As medicações mais utilizadas neste cenário são os supressores da secreção ácida – bloqueadores de receptores H2 (ranitidina, cimetidina, famotidina) e inibidores da bomba de prótons (omeprazol, pantoprazol, lansoprazol). A redução da atividade da pepsina através da alcalinização do ambiente ajuda a manter a hemostasia no local (acredita-se que a pepsina atue degradando os coágulos formados no sítio sangrante).

Os bloqueadores de receptores H2 (BRH2) são uma classe mais antiga e seu papel no tratamento da úlcera duodenal sangrante há muito foi ultrapassado pelos modernos inibidores de bomba de prótons (IBP). Atualmente, os BRH2 não estão mais indicados em pacientes com hemorragia por doença ulceropéptica.

Após o controle endoscópico do sítio sangrante, recomenda-se administrar IBP por via endovenosa (p.ex.: bolus inicial de 80 mg de omeprazol seguido de ma infusão de 8 mg/h por 72; a partir daí, alterna-se para o tratamento por via oral).

Havendo sinais de infecção por H. pylori, indica-se o tratamento de erradicação padrão.

Infelizmente, uma descrição pormenorizada das técnicas e abordagens cirúrgicas no paciente com hemorragia digestiva alta por doença úlcero-péptica foge ao escopo do presente artigo.

Menos de 5% dos pacientes com úlcera duodenal sangrante falecem em decorrência do problema.

Tratamento clínico da úlcera duodenal estável

Neste caso, a abordagem terapêutica será direcionada para a causa do problema, com erradicação da infecção por H. pylori (p.ex. 20 mg de omeprazol de 12/12h + 1.000 mg de amoxicilina de 12/12h + 500 mg de claritromicina de 12/12h por via oral, por 14 dias) e suspensão do uso de AINE.

Se não for possível interromper o uso do AINE, recomenda-se escolher pelo menos um inibidor mais seletivo da COX-2 e proteger o paciente com um IBP diário.

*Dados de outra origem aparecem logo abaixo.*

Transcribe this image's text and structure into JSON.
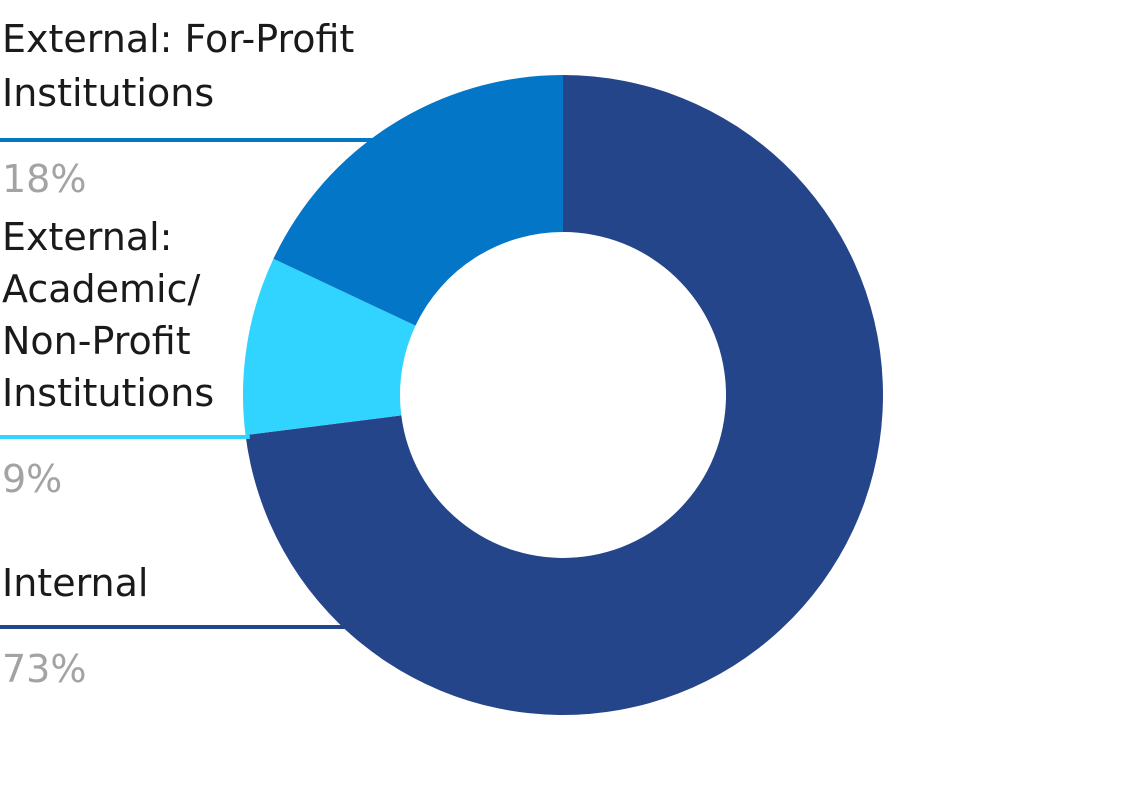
{
  "chart_data": {
    "type": "pie",
    "variant": "donut",
    "start_angle_deg": 0,
    "direction": "clockwise",
    "slices": [
      {
        "key": "internal",
        "label_lines": [
          "Internal"
        ],
        "value": 73,
        "value_label": "73%",
        "color": "#244589"
      },
      {
        "key": "academic",
        "label_lines": [
          "External:",
          "Academic/",
          "Non-Profit",
          "Institutions"
        ],
        "value": 9,
        "value_label": "9%",
        "color": "#31d3ff"
      },
      {
        "key": "forprofit",
        "label_lines": [
          "External: For-Profit",
          "Institutions"
        ],
        "value": 18,
        "value_label": "18%",
        "color": "#0476c8"
      }
    ]
  }
}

De um modo geral, pacientes estáveis necessitam cerca de 40-45 dias de tratamento com um IBP até que a úlcera esteja completamente cicatrizada.

Conclusão

A úlcera duodenal é um distúrbio bastante comum bastante comum. Apesar do risco de complicações potencialmente graves, como obstrução, perfuração e hemorragia digestiva, a maioria dos pacientes possui um excelente prognóstico. Os regimes atuais para erradicação do H. pylori possuem um índice de cura superior a 85%. Virtualmente todas úlceras duodenais benignas não-associadas à infecção por H. pylori cicatrizam após cerca de 40 dias de uso contínuo de IBP.